Re: [PATCH 7/9] block: implement bio_associate_current()

From: Chris Wright
Date: Tue Feb 28 2012 - 12:01:18 EST


* Vivek Goyal (vgoyal@xxxxxxxxxx) wrote:
> On Mon, Feb 27, 2012 at 03:12:22PM -0800, Chris Wright wrote:
>
> [..]
> > > > > > blkcg doesn't allow that anyway (it tries but is racy) and I actually
> > > > > > was thinking about sending a RFC patch to kill CLONE_IO.
> > > > >
> > > > > I thought CLONE_IO is useful and it allows threads to share IO context.
> > > > > qemu wanted to use it for its IO threads so that one virtual machine
> > > > > does not get higher share of disk by just craeting more threads. In fact
> > > > > if multiple threads are doing related IO, we would like them to use
> > > > > same io context.
> > > >
> > > > I don't think that's true. Think of any multithreaded server program
> > > > where each thread is working pretty much independently from others.
> > >
> > > If threads are working pretty much independently, then one does not have
> > > to specify CLONE_IO.
> > >
> > > In case of qemu IO threads, I have debugged issues where an big IO range
> > > is being splitted among its IO threads. Just do a sequential IO inside
> > > guest, and I was seeing that few sector IO comes from one process, next
> > > few sector come from other process and it goes on. A sequential range
> > > of IO is some split among a bunch of threads and that does not work
> > > well with CFQ if every IO is coming from its own IO context and IO
> > > context is not shared. After a bunch of IO from one io context, CFQ
> > > continues to idle on that io context thinking more IO will come soon.
> > > Next IO does come but from a different thread and differnet context.
> > >
> > > CFQ now has employed some techniques to detect that case and try
> > > to do preemption and try to reduce idling in such cases. But sometimes
> > > these techniques work well and other times don't. So to me, CLONE_IO
> > > can help in this case where application can specifically share
> > > IO context and CFQ does not have to do all the tricks.
> > >
> > > That's a different thing that applications might not be making use
> > > of CLONE_IO.
> > >
> > > > Virtualization *can* be a valid use case but are they actually using
> > > > it?
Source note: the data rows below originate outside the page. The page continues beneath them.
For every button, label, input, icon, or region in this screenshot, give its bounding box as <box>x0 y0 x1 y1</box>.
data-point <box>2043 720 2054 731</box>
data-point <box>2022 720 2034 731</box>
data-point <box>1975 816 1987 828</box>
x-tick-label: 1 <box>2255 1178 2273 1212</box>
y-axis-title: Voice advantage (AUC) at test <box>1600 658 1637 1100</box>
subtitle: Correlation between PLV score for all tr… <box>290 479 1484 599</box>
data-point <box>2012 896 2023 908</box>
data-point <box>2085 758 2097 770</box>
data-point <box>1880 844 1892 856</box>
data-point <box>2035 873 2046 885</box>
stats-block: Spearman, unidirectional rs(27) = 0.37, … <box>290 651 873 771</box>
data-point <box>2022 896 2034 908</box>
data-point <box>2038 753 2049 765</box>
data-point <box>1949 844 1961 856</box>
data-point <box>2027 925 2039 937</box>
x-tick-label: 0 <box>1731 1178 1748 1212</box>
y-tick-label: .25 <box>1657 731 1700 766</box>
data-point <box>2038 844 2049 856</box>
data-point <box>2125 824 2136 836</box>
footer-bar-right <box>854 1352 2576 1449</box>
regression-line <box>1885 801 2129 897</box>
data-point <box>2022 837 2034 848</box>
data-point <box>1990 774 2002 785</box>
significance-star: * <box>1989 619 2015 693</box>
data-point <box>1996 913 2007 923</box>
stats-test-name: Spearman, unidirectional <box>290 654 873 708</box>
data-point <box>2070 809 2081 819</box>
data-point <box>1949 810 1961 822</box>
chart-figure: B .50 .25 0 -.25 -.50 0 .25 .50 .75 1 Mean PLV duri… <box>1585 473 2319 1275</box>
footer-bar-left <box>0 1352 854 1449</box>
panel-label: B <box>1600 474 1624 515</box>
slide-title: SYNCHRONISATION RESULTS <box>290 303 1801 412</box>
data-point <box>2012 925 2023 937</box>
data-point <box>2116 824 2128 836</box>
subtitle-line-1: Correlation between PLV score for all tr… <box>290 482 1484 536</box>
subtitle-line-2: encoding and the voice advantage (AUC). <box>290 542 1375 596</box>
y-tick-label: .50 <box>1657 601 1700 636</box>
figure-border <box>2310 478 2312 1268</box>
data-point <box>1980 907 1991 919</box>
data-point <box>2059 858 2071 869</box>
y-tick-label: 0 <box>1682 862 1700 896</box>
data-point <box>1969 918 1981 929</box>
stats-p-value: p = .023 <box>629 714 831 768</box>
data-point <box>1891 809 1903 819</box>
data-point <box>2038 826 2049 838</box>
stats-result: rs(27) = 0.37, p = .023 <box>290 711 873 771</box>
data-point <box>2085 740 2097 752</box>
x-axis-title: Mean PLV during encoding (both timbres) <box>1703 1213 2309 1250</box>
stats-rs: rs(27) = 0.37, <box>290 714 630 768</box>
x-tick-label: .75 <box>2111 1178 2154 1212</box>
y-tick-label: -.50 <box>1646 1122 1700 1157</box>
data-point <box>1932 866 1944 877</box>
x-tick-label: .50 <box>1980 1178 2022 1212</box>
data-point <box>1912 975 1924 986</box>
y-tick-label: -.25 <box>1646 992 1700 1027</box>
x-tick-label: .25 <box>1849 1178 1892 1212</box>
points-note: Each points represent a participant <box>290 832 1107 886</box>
Aren't they better served by cgroup?
> > >
> > > cgroup can be very heavy weight when hundred's of virtual machines
> > > are running. Why? because of idling. CFQ still has lots of tricks
> > > to do preemption and cut down on idling across io contexts, but
> > > across cgroup boundaries, isolation is much more stronger and very
> > > little preemption (if any) is allowed. I suspect in current
> > > implementation, if we create lots of blkio cgroup, it will be
> > > bad for overall throughput of virtual machines (purely because of
> > > idling).
> > >
> > > So I am not too excited about blkio cgroup solution because it might not
> > > scale well. (Until and unless we find a better algorithm to cut down
> > > on idling).
> > >
> > > I am ccing Chris Wright <chrisw@xxxxxxxxxx>. He might have thoughts
> > > on usage of CLONE_IO and qemu.
> >
> > Vivek, you summed it up pretty well. Also, for qemu, raw CLONE_IO is not
> > an option because threads are created via pthread (we had done some local
> > hacks to verify that CLONE_IO helped w/ the idling problem, and it did).
>
> Chris,
>
> Just to make sure I understand it right I am thinking loud.
>
> That means CLONE_IO is useful and ideally qemu would like to make use of it
> but beacuse pthread interface does not support it, it is not used as of
> today.

It depends on the block I/O model in qemu. It can use either a pthread
pool or native aio. All of the CFQ + idling problems we encountered were
w/ a pthread pool (and IIRC, those would have predated preadv/pwritev,
so the actual i/o vector from the guest was pulled apart and submitted as
a bunch of discrete pread/pwrite requests), however in many cases simply
using aio may be the better sol'n. Stefan, Kevin, have any thoughts re:
qemu block I/O and making use of CLONE_IO in a modern qemu?